Il nuovo Patto Ue per la Migrazione e l’Asilo

Quel regolamento è stato aggiornato e superato dal nuovo Patto Ue per la Migrazione e l’Asilo scattatato il 12 giugno scorso, con l’entrata in vigore anche delle nuove regole per i richiedenti asilo.

La chiave è il Regolamento sulla gestione dell’asilo e della migrazione (AMMR), che sostituisce il regolamento di Dublino III ma ne conserva il principio fondamentale, ovvero: la domanda per l’asilo resta a carico del Paese di primo ingresso, salvo legami familiari, visti o altri criteri specifici.

Per un paese di primo arrivo come l’Italia, il vincolo diventa più pesante perché la responsabilità legata all’ingresso irregolare passa da 12 a 20 mesi; resta invece di 12 mesi per gli arrivi successivi a operazioni di ricerca e soccorso in mare. In sintesi, la responsabilità italiana dura più a lungo e, se la persona si nasconde, il trasferimento resta possibile fino a tre anni.

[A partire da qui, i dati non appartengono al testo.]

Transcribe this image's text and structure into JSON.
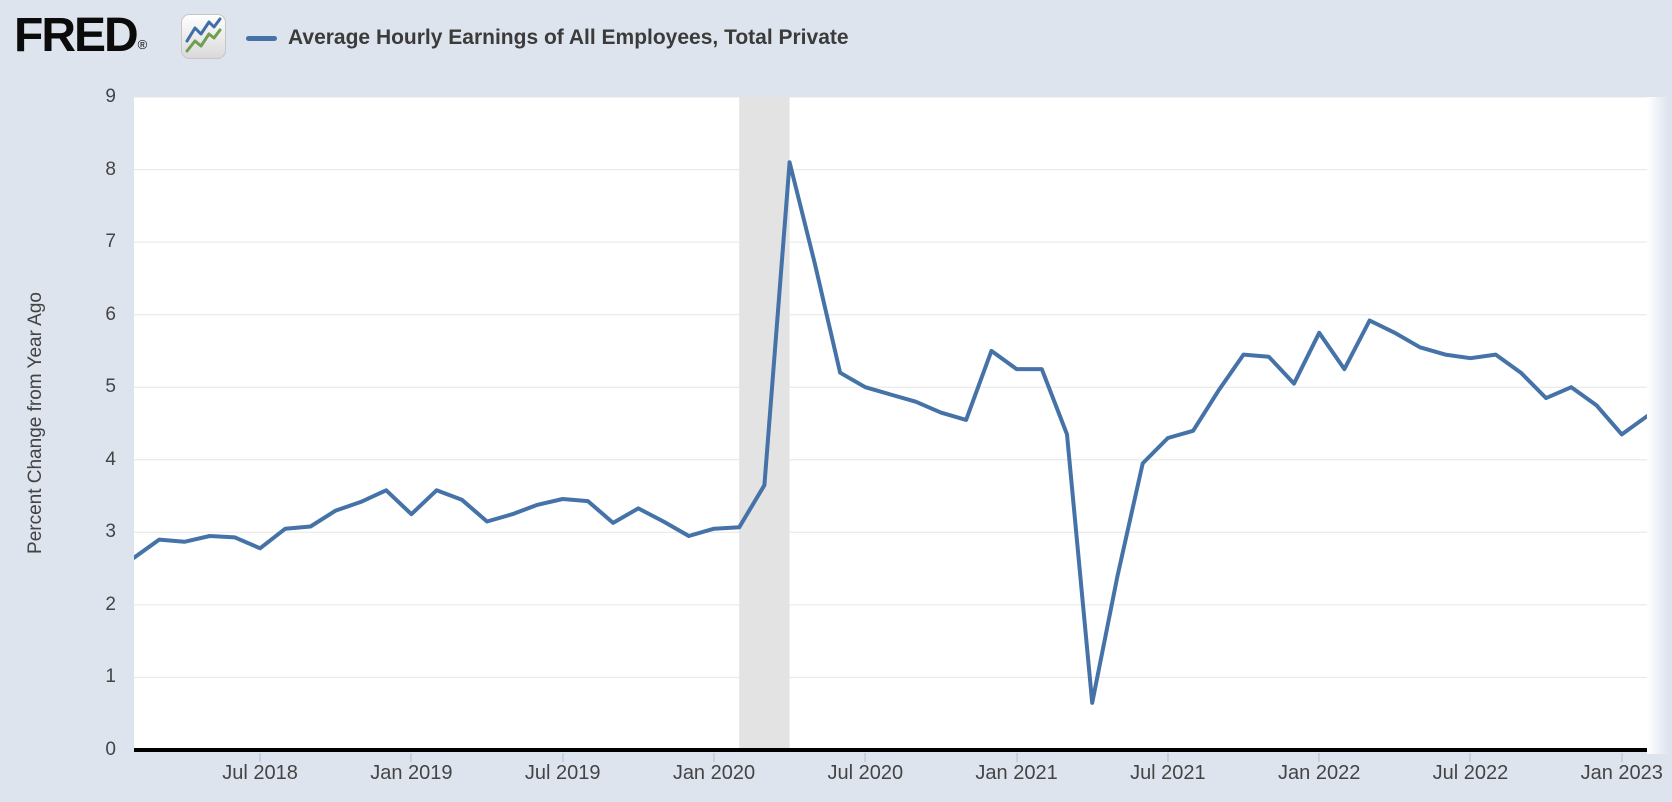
{
  "header": {
    "logo_text": "FRED",
    "logo_reg": "®",
    "series_label": "Average Hourly Earnings of All Employees, Total Private"
  },
  "y_axis": {
    "title": "Percent Change from Year Ago",
    "ticks": [
      0,
      1,
      2,
      3,
      4,
      5,
      6,
      7,
      8,
      9
    ],
    "min": 0,
    "max": 9
  },
  "x_axis": {
    "ticks": [
      {
        "label": "Jul 2018",
        "month_index": 5
      },
      {
        "label": "Jan 2019",
        "month_index": 11
      },
      {
        "label": "Jul 2019",
        "month_index": 17
      },
      {
        "label": "Jan 2020",
        "month_index": 23
      },
      {
        "label": "Jul 2020",
        "month_index": 29
      },
      {
        "label": "Jan 2021",
        "month_index": 35
      },
      {
        "label": "Jul 2021",
        "month_index": 41
      },
      {
        "label": "Jan 2022",
        "month_index": 47
      },
      {
        "label": "Jul 2022",
        "month_index": 53
      },
      {
        "label": "Jan 2023",
        "month_index": 59
      }
    ]
  },
  "recession_band": {
    "start_month_index": 24,
    "end_month_index": 26,
    "label": "Feb 2020 - Apr 2020 recession"
  },
  "colors": {
    "background": "#dee4ee",
    "plot_background": "#ffffff",
    "line": "#4572a7",
    "gridline": "#e6e6e6",
    "recession": "#e3e3e3",
    "axis_line": "#000000",
    "tick_mark": "#c6d0e0",
    "tick_text": "#444444",
    "title_text": "#3b3b3b",
    "logo_blue": "#3e6daa",
    "logo_green": "#6f9e4f"
  },
  "chart_data": {
    "type": "line",
    "title": "Average Hourly Earnings of All Employees, Total Private",
    "xlabel": "",
    "ylabel": "Percent Change from Year Ago",
    "ylim": [
      0,
      9
    ],
    "grid": true,
    "legend_position": "top-left",
    "recession_shading": "Feb 2020 - Apr 2020",
    "x": [
      "Feb 2018",
      "Mar 2018",
      "Apr 2018",
      "May 2018",
      "Jun 2018",
      "Jul 2018",
      "Aug 2018",
      "Sep 2018",
      "Oct 2018",
      "Nov 2018",
      "Dec 2018",
      "Jan 2019",
      "Feb 2019",
      "Mar 2019",
      "Apr 2019",
      "May 2019",
      "Jun 2019",
      "Jul 2019",
      "Aug 2019",
      "Sep 2019",
      "Oct 2019",
      "Nov 2019",
      "Dec 2019",
      "Jan 2020",
      "Feb 2020",
      "Mar 2020",
      "Apr 2020",
      "May 2020",
      "Jun 2020",
      "Jul 2020",
      "Aug 2020",
      "Sep 2020",
      "Oct 2020",
      "Nov 2020",
      "Dec 2020",
      "Jan 2021",
      "Feb 2021",
      "Mar 2021",
      "Apr 2021",
      "May 2021",
      "Jun 2021",
      "Jul 2021",
      "Aug 2021",
      "Sep 2021",
      "Oct 2021",
      "Nov 2021",
      "Dec 2021",
      "Jan 2022",
      "Feb 2022",
      "Mar 2022",
      "Apr 2022",
      "May 2022",
      "Jun 2022",
      "Jul 2022",
      "Aug 2022",
      "Sep 2022",
      "Oct 2022",
      "Nov 2022",
      "Dec 2022",
      "Jan 2023",
      "Feb 2023"
    ],
    "values": [
      2.65,
      2.9,
      2.87,
      2.95,
      2.93,
      2.78,
      3.05,
      3.08,
      3.3,
      3.42,
      3.58,
      3.25,
      3.58,
      3.45,
      3.15,
      3.25,
      3.38,
      3.46,
      3.43,
      3.13,
      3.33,
      3.15,
      2.95,
      3.05,
      3.07,
      3.65,
      8.1,
      6.7,
      5.2,
      5.0,
      4.9,
      4.8,
      4.65,
      4.55,
      5.5,
      5.25,
      5.25,
      4.35,
      0.65,
      2.4,
      3.95,
      4.3,
      4.4,
      4.95,
      5.45,
      5.42,
      5.05,
      5.75,
      5.25,
      5.92,
      5.75,
      5.55,
      5.45,
      5.4,
      5.45,
      5.2,
      4.85,
      5.0,
      4.75,
      4.35,
      4.6
    ]
  }
}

Il nuovo Patto punta a sostenere i Paesi di primo arrivo e a limitare i movimenti secondari verso il Nord Europa. Il trasferimento dei “dublinanti” nello Stato competente diventa più rapido: basta una notifica tramite Eurodac e il Paese destinatario non può rifiutare, ma solo proporre tempi o modalità diversi. L’accoglienza è garantita soltanto nello Stato in cui il richiedente deve restare, mentre criteri familiari più ampi possono trasferire la responsabilità a un altro Paese.

“Responsibility offsets”

Una delle novità più rilevanti, è tuttavia, la possibilità di attuare i “responsibility offsets”, ovvero le “compensazioni mediante assunzione di responsabilità”.

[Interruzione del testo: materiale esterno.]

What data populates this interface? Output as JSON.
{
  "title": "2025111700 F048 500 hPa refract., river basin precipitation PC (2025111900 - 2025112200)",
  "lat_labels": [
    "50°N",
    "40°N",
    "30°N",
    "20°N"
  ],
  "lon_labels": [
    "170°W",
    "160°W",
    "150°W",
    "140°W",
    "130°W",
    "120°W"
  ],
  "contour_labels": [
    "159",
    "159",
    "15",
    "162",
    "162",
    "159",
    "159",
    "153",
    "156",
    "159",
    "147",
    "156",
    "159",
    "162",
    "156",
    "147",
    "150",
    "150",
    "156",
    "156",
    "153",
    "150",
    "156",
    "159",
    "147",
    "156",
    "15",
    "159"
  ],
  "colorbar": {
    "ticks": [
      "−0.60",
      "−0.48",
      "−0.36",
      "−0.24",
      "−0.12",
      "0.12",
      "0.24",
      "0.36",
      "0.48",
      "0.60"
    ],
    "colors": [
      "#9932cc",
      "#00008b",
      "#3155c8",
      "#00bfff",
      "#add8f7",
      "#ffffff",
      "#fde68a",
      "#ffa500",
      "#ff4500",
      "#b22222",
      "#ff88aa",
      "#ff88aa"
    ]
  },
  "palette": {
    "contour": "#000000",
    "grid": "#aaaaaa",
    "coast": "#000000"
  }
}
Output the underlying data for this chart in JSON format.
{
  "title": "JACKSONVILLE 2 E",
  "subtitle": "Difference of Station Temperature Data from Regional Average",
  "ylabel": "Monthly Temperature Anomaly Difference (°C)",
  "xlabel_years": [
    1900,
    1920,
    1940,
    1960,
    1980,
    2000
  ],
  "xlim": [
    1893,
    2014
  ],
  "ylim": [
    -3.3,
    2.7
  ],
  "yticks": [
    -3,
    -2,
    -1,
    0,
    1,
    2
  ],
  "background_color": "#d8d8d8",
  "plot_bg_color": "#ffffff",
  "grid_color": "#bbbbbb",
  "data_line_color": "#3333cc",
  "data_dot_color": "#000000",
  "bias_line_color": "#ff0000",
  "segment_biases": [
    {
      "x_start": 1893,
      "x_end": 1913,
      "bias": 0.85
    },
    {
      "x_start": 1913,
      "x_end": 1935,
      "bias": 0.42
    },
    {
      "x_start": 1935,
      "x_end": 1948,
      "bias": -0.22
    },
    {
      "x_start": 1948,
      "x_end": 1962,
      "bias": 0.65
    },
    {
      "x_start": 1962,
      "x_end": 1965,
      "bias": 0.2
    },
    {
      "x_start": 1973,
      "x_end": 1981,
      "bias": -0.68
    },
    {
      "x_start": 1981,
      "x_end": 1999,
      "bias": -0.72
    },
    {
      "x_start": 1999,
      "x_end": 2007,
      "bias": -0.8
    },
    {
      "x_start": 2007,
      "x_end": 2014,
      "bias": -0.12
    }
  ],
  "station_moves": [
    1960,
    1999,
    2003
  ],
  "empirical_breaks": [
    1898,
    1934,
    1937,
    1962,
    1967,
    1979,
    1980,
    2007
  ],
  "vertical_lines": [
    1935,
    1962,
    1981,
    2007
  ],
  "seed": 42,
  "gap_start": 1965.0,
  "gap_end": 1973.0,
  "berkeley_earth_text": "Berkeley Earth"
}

Questi ultimi sono compensazioni che permettono a uno Stato di assolvere parte dei propri obblighi di solidarietà assumendo l’esame di domande che spetterebbero al Paese di primo ingresso.

In sostanza, se la Germania decidesse di esaminare la domanda di un richiedente già presente sul proprio territorio, rinunciando a trasferirlo all’Italia, paese di primo ingresso, questa assunzione verrebbe conteggiata come contributo di solidarietà.

Il Patto affianca alle responsabilità un meccanismo permanente di solidarietà. Il Consiglio Ue ha fissato a 21mila ricollocamenti la soglia minima annuale o 420 milioni di euro, pari a 20mila euro per ogni ricollocamento non effettuato, da ripartire tra gli Stati in base a Pil e popolazione.

Trasferimenti, l’Italia ha fatto i compiti

I destinatari sono Italia, Spagna, Grecia e Cipro, Paesi definiti per quest’anno “sotto pressione” e beneficiari pertanto della riserva annuale di solidarietà.
Dalla prima valutazione della Commissione europea del 15 luglio, a circa un mese dall’avvio delle nuove regole, emerge che Spagna e Cipro hanno superato la verifica, la Grecia resta monitorata nonostante i progressi, mentre sull’Italia pesava il mancato riavvio dei trasferimenti e il rifiuto delle prime 12 richieste.

Roma aveva sospeso nel dicembre 2022 gli arrivi dei cosiddetti “dublinanti”, salvo le riunificazioni di minori non accompagnati, e le relative circolari non risultano formalmente revocate. La prossima valutazione è prevista entro il 15 ottobre.